Cuando entré en la cocina hubo silencio. Con mi temor por Mellyora se mezcló mi orgullo por el modo en que mi presencia podía hacerlos callar.
No di ningún indicio de que había oído lo que ellos estaban diciendo; simplemente pasé a dar órdenes. Pero cuando bajé, estaba pensativa. Si Fanny no se iba pronto, habría problemas, cuyo resultado sería que Mellyora tendría que abandonar el Abbas. ¿Qué sucedería entonces? ¿La dejaría ir Justin? Muchas veces podía forzarse una decisión, y cuando lo era, ¿cómo se podía estar seguro del modo en que obraría la gente? Fanny debía irse; pero ¿cómo podía yo despedir a la criada de Judith?
Fui a la habitación de Judith. Eran las primeras horas de la tarde, y yo sabía que después del almuerzo ella se retiraba a su cuarto para aturdirse con la bebida.

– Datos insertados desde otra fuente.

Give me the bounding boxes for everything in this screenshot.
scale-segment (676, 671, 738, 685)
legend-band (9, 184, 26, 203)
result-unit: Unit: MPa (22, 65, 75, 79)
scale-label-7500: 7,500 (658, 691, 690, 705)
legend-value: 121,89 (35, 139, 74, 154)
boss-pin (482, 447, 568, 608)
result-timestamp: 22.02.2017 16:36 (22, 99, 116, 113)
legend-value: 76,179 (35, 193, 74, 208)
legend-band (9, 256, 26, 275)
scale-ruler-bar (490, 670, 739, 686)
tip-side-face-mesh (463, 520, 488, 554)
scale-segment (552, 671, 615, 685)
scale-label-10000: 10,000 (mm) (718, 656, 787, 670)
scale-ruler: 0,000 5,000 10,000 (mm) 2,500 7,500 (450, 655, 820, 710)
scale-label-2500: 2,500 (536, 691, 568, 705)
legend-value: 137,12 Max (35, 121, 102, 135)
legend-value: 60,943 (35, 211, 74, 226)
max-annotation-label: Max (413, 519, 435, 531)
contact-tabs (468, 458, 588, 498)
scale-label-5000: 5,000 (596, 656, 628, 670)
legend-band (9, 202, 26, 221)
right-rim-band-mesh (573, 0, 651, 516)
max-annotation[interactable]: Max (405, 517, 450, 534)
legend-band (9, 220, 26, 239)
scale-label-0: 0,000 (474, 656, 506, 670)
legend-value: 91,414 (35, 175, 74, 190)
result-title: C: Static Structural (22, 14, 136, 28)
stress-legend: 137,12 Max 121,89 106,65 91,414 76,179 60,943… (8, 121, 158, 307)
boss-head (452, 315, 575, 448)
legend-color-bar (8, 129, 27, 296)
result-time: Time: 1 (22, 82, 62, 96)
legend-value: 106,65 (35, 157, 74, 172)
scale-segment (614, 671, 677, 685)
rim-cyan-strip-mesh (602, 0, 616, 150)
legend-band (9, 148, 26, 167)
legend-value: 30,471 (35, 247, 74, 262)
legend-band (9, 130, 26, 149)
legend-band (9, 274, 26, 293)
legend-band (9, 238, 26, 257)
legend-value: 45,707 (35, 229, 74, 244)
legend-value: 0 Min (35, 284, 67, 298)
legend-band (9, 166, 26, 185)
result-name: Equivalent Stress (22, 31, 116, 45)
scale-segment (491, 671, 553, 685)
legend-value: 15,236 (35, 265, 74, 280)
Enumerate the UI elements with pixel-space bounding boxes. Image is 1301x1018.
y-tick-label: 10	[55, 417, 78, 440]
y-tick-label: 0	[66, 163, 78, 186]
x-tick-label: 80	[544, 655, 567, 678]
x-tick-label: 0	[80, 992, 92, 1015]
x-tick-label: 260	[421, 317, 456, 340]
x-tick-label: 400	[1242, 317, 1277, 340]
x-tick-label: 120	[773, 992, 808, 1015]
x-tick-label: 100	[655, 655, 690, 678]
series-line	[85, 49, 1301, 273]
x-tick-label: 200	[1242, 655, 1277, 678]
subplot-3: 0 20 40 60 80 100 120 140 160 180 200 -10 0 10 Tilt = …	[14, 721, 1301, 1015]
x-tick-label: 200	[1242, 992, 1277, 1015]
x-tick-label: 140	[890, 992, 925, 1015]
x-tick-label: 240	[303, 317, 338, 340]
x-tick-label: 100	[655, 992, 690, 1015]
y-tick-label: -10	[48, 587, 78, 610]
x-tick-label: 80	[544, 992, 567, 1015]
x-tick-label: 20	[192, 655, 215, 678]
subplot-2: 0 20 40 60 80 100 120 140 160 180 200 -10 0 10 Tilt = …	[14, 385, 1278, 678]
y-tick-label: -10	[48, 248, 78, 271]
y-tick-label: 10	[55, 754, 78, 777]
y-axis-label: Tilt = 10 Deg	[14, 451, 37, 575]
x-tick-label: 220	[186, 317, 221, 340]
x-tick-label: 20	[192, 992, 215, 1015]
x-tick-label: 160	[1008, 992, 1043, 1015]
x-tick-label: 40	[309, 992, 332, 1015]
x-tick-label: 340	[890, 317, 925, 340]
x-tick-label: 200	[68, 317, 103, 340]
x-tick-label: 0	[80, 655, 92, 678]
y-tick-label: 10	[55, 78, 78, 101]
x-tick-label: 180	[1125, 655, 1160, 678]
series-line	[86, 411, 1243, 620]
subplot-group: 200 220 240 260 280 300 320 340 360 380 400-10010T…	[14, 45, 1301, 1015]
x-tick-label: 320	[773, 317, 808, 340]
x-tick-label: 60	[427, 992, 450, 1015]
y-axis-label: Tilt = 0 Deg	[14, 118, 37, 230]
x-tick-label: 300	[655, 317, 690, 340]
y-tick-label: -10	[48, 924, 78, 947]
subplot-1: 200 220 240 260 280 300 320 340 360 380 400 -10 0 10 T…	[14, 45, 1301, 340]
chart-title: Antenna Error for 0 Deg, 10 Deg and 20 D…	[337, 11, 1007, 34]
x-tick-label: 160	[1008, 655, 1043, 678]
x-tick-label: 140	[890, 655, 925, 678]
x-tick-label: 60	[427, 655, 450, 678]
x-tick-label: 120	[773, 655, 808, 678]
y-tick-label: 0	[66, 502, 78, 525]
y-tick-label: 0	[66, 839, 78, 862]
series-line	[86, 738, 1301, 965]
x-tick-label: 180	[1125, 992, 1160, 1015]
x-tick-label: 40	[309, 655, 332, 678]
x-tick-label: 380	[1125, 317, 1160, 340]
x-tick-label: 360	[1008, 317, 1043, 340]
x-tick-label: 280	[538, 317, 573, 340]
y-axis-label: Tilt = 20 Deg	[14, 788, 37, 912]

Golpeé levemente la puerta, y cuando no obtuve respuesta, volví a golpear con más fuerza. Oí tintinear un vaso y cerrarse la puerta de un aparador. Judith seguía manteniendo la simulación de que no bebía.
—Oh, eres tú —dijo.
—Vine a charlar contigo un poco…
Al acercarme a ella sentí en su aliento el olor a licor, y advertí la expresión vidriosa de sus ojos; tenía el cabello desaliñado. Se encogió de hombros y yo puse una silla frente al espejo, diciéndole:
—Déjame arreglarte el cabello, Judith. Siempre me gustó hacerlo. Tu cabello es lo que yo llamo "dócil". Hace lo que una quiere que haga.
Ella se sentó, obediente, y mientras le sacaba los broches y el cabello le caía en torno a los hombros, pensé en lo vulnerable que se la veía. Le masajeé la cabeza como antes; ella cerró los ojos.
—Hay magia en tus dedos —dijo con voz suave, confusa.
—Judith, eres muy desdichada —respondí con suavidad. No contestó, pero vi que entreabría la boca—. Ojalá pudiese yo hacer algo.
—Me agrada que me peines.
—Quiero decir, algo para ayudarte a ser más feliz —reí. Ella sacudió la cabeza continué—: ¿Acaso es juicioso beber tanto? Sé que Fanny te consigue el whisky. Hace mal. Desde su llegada has empeorado.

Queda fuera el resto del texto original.